Les autorités marocaines ont lancé et participent, depuis plusieurs années, à de nombreuses initiatives, notamment au travers du réseau de points focaux sur la thématique ‘Femmes, Paix et Sécurité’, et la formation de leaders religieux (prédicatrices et prédicateurs, imams) originaires de pays africains, européens. Le Maroc est d’ailleurs parmi les rares pays arabes, avec la Jordanie, à former des femmes prédicatrices afin que ces dernières puissent expliquer la parole religieuse à d’autres femmes, qui pourront à leur tour s’exprimer de façon éclairée sur les thématiques religieuses auprès de leurs enfants et de leurs familles.

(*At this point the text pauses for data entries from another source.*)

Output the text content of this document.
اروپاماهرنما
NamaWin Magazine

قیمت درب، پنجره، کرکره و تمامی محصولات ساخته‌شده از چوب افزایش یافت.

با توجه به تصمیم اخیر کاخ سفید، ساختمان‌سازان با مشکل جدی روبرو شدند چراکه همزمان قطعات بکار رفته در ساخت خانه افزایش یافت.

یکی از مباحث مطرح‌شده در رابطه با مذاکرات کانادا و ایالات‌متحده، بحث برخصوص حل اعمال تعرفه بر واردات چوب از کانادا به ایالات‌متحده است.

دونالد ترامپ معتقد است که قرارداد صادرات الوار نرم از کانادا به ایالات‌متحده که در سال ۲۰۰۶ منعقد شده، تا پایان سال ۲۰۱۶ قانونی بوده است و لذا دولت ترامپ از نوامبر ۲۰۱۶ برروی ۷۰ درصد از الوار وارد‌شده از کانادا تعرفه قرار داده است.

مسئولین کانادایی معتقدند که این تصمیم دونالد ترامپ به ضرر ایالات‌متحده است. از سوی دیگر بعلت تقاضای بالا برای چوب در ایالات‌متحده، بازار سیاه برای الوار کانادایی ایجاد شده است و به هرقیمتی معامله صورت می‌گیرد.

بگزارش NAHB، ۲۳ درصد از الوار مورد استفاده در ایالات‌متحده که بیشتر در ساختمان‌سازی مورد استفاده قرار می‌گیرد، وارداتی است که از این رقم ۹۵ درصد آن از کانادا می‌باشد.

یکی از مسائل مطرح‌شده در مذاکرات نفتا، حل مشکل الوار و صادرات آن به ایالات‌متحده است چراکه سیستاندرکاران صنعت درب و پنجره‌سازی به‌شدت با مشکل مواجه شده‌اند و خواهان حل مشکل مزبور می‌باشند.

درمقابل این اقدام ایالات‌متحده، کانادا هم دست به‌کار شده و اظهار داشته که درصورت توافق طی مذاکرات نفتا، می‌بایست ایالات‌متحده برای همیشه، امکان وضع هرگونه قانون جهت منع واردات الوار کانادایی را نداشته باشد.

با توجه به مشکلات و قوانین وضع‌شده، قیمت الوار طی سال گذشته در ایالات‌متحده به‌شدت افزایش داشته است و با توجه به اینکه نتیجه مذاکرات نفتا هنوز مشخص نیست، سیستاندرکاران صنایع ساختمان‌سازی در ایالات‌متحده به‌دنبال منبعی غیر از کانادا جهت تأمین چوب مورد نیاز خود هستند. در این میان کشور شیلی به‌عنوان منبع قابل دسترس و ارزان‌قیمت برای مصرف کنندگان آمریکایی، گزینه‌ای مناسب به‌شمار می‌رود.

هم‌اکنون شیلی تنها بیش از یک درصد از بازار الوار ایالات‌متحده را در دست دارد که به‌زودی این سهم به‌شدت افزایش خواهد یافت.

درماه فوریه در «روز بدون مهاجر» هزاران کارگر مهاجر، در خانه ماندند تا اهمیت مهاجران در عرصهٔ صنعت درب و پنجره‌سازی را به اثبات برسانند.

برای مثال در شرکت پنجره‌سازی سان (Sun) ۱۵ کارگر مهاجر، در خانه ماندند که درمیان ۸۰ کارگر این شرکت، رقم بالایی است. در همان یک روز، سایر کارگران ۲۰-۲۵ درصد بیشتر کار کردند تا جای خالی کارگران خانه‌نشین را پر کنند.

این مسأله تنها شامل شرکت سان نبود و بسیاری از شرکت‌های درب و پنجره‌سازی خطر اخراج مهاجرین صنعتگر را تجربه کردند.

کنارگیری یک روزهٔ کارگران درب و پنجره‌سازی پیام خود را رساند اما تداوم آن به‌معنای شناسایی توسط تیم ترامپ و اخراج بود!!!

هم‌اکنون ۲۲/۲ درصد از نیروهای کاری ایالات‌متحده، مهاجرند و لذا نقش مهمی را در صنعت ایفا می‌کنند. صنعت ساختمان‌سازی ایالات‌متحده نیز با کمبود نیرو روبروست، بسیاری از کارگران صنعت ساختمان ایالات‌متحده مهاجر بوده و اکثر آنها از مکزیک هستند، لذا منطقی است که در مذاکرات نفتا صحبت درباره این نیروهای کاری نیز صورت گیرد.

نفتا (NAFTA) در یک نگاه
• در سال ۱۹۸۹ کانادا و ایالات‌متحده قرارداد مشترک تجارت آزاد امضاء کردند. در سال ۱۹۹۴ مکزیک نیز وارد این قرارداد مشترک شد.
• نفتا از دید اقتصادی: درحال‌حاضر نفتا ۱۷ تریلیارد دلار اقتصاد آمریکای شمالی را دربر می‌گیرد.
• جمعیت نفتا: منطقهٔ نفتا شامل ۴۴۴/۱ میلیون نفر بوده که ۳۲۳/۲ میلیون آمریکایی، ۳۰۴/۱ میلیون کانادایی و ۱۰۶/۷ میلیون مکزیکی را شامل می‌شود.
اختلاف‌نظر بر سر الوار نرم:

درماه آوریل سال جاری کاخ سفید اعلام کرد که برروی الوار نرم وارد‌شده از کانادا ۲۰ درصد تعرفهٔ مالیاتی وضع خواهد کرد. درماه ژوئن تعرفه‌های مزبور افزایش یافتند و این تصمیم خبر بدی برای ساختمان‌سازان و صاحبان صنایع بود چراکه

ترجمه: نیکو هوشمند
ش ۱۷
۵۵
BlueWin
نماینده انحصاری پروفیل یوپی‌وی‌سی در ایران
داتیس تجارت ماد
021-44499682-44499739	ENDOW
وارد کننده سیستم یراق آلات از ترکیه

Il s’agit là d’une excellente initiative pour lutter contre l’obscurantisme qui va de pair avec l’ignorance.

Conscient de l’importance d’intégrer la dimension genrée comme une composante des initiatives de paix, le Maroc s’est officiellement engagé le 26 juin 2019, au siège du Ministère des Affaires Etrangères (MAEC), à lancer le processus d’élaboration de son –premier- Plan d’Action National 2020-2022 sur la thématique ‘Femmes, Paix et Sécurité’ (FPS), pour la mise en œuvre de la résolution 1325[1].

Un Comité de Pilotage interministériel a été établi, sous la supervision du MAEC. Les travaux de ce comité ont été répartis entre une ‘task-force’ chargée de rédiger le PAN et un groupe de réflexion dans lequel est intégré la société civile.

La conception de ce plan devait être réalisée en collaboration avec les départements ministériels concernés par cette thématique, des agences de l’ONU et des organisations de la société civiles qui luttent contre les violences domestiques et les normes patriarcales et militent en faveur de l’égalité.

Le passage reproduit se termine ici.